Tanggal 19 Juni 2014 Dolly akan ditutup. Gubernur Soekarwo dan Walikota Surabaya Tri Rismaharini memastikan bahwa lokalisasi tersebut benar-benar ditutup.
Dalam rentang waktu selama tiga bulan ini, lanjut Soekarwo, para penghuni Dolly akan dibekali keterampilan agar bisa mandiri jika nantinya sumber mata pencahariannya ditutup. Sedangkan untuk pemilik wisma akan diajak bicara untuk ganti rugi wismanya.
“Pemprov siap memfasilitasi apa yang diminta Pemkot Surabaya dalam upaya penutupan Dolly ini. Apakah menyangkut dana atau pelatihan para PSK, termasuk kemudahan dalam pembelian wisma milik mucikari,” jelasnya.
Problem yang dihadapi memang sulit karena ada pertentangan dari mucikari dan pemilik modal. Bagaimanapun ini adalah lahan bisnis yang sangat menggiurkan. Meski demikian kedua pemimpin ini tetap pada keyakinannya bahwa penutupan lokalisasi akan berjalan lancar.
“Prinsipnya meski modalnya besar bukan berarti tidak bisa ditutup. Makanya, pendekatan selalu dilakukan. Untuk teknisnya sudah dibicarkan dengan Walikota,” imbuhnya.
Diketahi, upaya penutupan ini karena Pemprov maupun Pemkot melihat gejala sosial terhadap PSK yang dinilai sangat memprihatinkan. Mereka rata-rata tercekik hutang dengan mucikari, sehingga tidak bisa lepas dari dunia hitam itu.
Karenanya, ke depan mereka diberi modal agar bisa berbisnis. Pemkot sudah menyiapkan skema pembiayaannya. “Bahkan bila perlu Bank UMKM kita kerahkan untuk memberi kredit,” tukas Pakde Karwo.
Tentu, keberanian Pakde Karwo dan Tri Risma ini akan menorehkan nilai kesejarahan besar dalam perjalanan kota Surabaya. Ihwal Gang Dolly lahir menurut data yang dihimpun LICOM, dari sekelompok kecil perempuan pelacur era zaman Belanda di kawasan pemakaman –kini pemakaman kristen Kembang Kuning. Kemudian muncul perempuan keturunan Belanda berdarah Yahudi yang dikenal dengan nama Dolly van der mart, menjadi penguasa di situ.

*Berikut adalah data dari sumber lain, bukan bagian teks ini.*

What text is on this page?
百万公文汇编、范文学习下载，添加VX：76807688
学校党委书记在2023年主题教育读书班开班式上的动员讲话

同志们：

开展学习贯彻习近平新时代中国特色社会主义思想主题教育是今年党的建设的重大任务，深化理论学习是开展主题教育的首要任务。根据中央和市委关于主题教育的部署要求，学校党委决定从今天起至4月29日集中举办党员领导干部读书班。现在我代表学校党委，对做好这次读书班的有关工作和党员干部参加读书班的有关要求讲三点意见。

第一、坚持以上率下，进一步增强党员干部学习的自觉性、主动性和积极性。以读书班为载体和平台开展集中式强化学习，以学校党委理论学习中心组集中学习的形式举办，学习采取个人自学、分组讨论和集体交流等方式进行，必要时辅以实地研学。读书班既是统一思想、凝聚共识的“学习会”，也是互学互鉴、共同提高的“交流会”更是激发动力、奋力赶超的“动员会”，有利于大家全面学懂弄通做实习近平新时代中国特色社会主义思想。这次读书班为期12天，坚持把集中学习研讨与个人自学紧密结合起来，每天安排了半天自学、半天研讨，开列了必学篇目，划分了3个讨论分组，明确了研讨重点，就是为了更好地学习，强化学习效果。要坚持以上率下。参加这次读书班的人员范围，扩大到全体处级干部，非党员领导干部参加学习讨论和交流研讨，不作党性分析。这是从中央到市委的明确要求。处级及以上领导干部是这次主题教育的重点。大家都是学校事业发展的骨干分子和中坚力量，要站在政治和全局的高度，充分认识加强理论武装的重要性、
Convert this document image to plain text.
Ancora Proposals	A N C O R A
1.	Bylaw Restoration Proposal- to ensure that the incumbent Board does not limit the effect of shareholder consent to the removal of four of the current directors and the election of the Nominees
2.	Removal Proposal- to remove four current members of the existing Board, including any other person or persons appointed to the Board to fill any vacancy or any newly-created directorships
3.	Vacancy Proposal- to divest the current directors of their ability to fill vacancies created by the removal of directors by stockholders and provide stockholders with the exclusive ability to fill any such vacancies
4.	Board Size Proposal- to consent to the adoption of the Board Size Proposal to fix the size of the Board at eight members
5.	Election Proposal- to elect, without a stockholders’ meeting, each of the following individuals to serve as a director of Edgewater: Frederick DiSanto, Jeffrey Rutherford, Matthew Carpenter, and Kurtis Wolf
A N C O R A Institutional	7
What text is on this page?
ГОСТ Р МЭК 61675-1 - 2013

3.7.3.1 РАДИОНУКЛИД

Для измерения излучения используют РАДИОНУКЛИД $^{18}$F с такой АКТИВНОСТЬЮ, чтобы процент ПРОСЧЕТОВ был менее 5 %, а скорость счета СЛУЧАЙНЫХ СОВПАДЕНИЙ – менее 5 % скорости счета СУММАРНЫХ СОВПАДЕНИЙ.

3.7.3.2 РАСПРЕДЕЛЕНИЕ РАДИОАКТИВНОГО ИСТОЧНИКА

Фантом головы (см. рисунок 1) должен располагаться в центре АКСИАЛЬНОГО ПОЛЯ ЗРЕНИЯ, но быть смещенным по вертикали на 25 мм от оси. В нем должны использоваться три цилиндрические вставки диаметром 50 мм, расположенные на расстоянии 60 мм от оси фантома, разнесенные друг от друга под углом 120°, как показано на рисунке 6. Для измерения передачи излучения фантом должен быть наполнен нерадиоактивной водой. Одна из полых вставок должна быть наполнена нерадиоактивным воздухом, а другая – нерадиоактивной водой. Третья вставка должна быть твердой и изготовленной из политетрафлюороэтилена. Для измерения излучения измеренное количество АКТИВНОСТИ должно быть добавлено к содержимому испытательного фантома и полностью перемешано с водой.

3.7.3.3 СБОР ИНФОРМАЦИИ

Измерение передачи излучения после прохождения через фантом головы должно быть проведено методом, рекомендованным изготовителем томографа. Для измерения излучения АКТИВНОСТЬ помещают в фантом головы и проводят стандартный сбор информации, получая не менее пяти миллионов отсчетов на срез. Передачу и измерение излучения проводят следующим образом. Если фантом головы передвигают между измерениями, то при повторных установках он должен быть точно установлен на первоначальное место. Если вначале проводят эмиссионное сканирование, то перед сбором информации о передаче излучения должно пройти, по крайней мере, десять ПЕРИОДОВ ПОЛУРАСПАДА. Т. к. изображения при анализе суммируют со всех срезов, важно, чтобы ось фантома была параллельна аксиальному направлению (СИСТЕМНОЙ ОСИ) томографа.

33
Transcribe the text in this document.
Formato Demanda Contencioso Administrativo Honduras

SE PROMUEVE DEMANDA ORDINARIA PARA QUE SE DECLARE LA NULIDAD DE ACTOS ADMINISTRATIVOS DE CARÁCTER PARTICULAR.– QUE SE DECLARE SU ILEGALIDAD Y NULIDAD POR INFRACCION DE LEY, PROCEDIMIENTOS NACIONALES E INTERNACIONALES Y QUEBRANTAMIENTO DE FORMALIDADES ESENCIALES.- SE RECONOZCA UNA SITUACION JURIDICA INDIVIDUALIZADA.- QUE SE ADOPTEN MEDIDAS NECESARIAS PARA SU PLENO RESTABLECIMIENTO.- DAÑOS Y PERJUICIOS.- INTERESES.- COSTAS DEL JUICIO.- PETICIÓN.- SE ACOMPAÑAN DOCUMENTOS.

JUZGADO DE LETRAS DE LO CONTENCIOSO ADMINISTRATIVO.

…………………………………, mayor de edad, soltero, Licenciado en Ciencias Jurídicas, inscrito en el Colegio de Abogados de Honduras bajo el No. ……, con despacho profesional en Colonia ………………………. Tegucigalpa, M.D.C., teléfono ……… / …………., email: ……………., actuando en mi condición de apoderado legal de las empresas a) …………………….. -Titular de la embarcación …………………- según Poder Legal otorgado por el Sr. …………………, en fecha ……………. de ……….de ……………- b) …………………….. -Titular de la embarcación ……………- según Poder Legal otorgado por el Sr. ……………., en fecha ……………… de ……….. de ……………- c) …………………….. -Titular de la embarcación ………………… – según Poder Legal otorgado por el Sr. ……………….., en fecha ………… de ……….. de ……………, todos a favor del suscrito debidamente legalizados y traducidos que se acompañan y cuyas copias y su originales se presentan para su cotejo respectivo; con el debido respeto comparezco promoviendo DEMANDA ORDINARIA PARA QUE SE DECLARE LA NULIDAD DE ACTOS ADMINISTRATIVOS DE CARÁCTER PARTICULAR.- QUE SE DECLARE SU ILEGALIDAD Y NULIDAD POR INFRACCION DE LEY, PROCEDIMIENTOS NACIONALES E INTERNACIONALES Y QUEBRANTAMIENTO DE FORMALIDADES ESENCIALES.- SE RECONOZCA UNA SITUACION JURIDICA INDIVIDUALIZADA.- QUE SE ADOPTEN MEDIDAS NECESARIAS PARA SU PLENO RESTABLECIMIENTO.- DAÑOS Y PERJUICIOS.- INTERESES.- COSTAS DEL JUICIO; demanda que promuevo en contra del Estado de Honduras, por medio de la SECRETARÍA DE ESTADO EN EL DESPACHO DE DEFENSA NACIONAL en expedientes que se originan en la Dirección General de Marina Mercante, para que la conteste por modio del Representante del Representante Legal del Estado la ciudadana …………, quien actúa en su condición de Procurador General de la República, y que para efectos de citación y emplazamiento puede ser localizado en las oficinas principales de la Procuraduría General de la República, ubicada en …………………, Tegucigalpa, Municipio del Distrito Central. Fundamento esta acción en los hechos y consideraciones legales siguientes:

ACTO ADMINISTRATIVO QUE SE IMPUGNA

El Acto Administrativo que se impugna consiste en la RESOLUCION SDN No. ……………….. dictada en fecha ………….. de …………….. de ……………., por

Perjalanan waktu, populasinya berkembang, begitu pula rumah yang semula warung bordil hanya terhitung jari, juga terus bertambah. Sampai kemudian terbentuklah sebuah gang dengan nama Gang Dolly yang rumahnya sangat padat. Jumlah prostitusinya pernah mencapai angka sampai 900-an. Wajar disebut kampung prostitusi terbesar se Asia Tenggara. Karena memang lebih besar dibanding pusat prostitusi Patpong di Bangkok Thailand, apalagi Geylang di Singapura.
Ironisnya, Surabaya seperti identitik Dolly. Tragis lagi, kompleks pelacruran Gang Dolly bukannya tergusur meski kawasan sekitarnya sudah berkembang jadi pemukiman padat, bahkan juga ada real estat seperti Darmao Permai, dan lainnya.
Lebih ironis lagi, sudah 12 pejabat Gubernur Jawa Timur –sejak Gubernur pertama Raden Mas Tumenggung Ario Soerjo (1942)– tak berkutik menghadapi Dolly.
Malahan, Dolly seperti beranak pinak melahirkan tempat-tempat prostitusi lain di Surabaya. Ada Jarak, Kremil, Bangunrejo, Moroseneng. Wajar, di kalangan anak lelaki Surabaya berkembang joke “Bukan anak Surabaya kalau tidak pernah tahu (datang) ke Dolly”. Sejak Walikota Surabaya kelima Radjamin Nasution (1942) sampai Walikota ke 17 Bambang DH, bukannnya menghapus Dolly, sebaliknya seolah merelakan Surabaya ditumbuh dublikasi-duplikasi Dolly tadi.
Dan, Risma sebagai Walikota Surabaya ke 18 melakukan terobosan bersejarah. Begitu pun Soekarwo sebagai Gubernur jatim ke 13 yang juga ancang-ancang sejak lama, kompak, gotong royong, menggusur Dolly. Agar tidak terus memangsa para remaja lelaki dari generasi satu generasi berikutnya.